Муся ушла, махнув ему рукой на прощанье. Женщина, полюбившая «странной» любовью. Виктор понял это сейчас с необычайной остротой: она полюбила, хотя это не входило в уговор! От нее требовалась имитация любви, а родилась любовь всамделишная, настоящая, как бы ни было это неправдоподобно. Прелестная молодая жена может (во всяком случае — обязана) любить старого богатого мужа. Но чтоб содержанка (хотя и extrа culpam, как говорит Коропка) полюбила старика — это неслыханно, и самому Ценгло, пожалуй, кажется невероятным. Он-то, конечно, всей душой хотел бы поверить, но не смеет. Где-то внутри грызет его сомнение: а может, она сошлась с ним ради комфорта, которым он ее окружил, за его подарки? Ведь слышал же он, Виктор, как доктор, уходя в тот вечер после ужина с «тяжелой водой», бросил ей: «Мой цинизм этого не допускает». И вот мучаются оба, а заодно с ними и Тао.

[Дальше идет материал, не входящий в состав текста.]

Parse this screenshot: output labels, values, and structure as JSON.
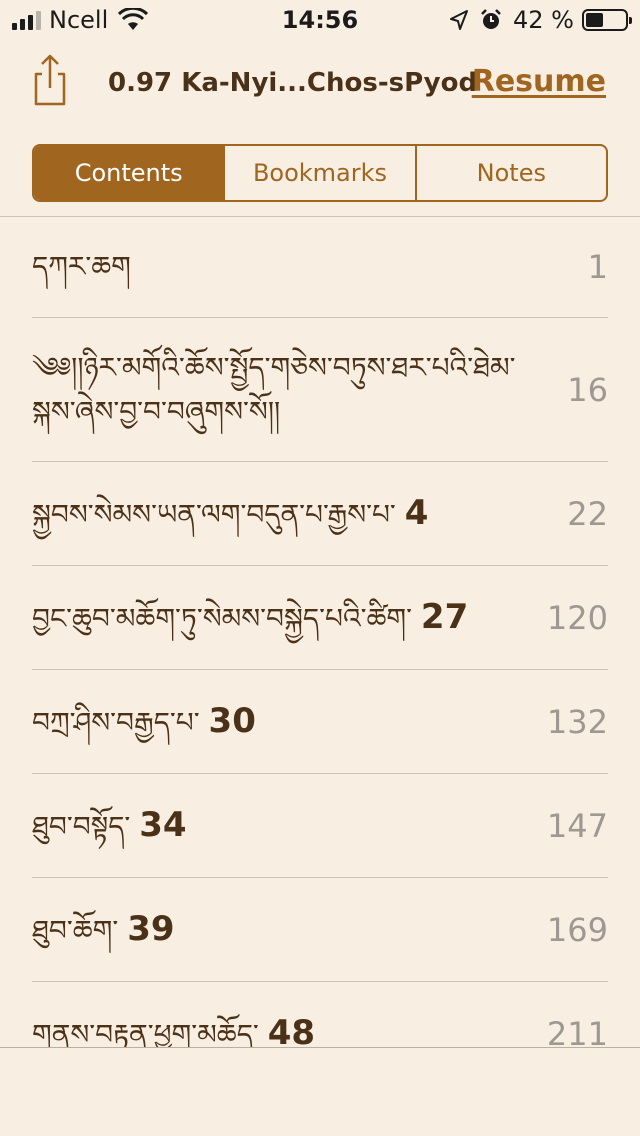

Муся, только что скрывшаяся в толпе, появилась снова на овальном катке, где лед был накатан так, что сверкал бледно-зелеными искрами. Она скользила и кружилась на коньках удивительно плавно. Кое-где ей зааплодировали.
Патефон умолк — на нем поспешно меняли пластинку. Конькобежцы стали расступаться, и посреди катка осталась только стройная черная фигура златоволосой женщины, которая «ласточкой» словно плыла по льду, оставаясь совершенно неподвижной. Казалось, только вздох толпы приподнял ее, повернул на носках, и она, покружившись, изящным и гибким движением руки приветствовала зрителей.
Загремели крики «браво!», но сразу затихли под влиянием растущего напряжения. Наступила та тишина, что бывает на концертах или в театре, подобная молитвенному экстазу. Ему невольно поддался и Виктор, вместе с другими смотревший на танец Муси, какой-то незнакомый танец, вовсе не вальс хотя музыка играла вальс Штрауса.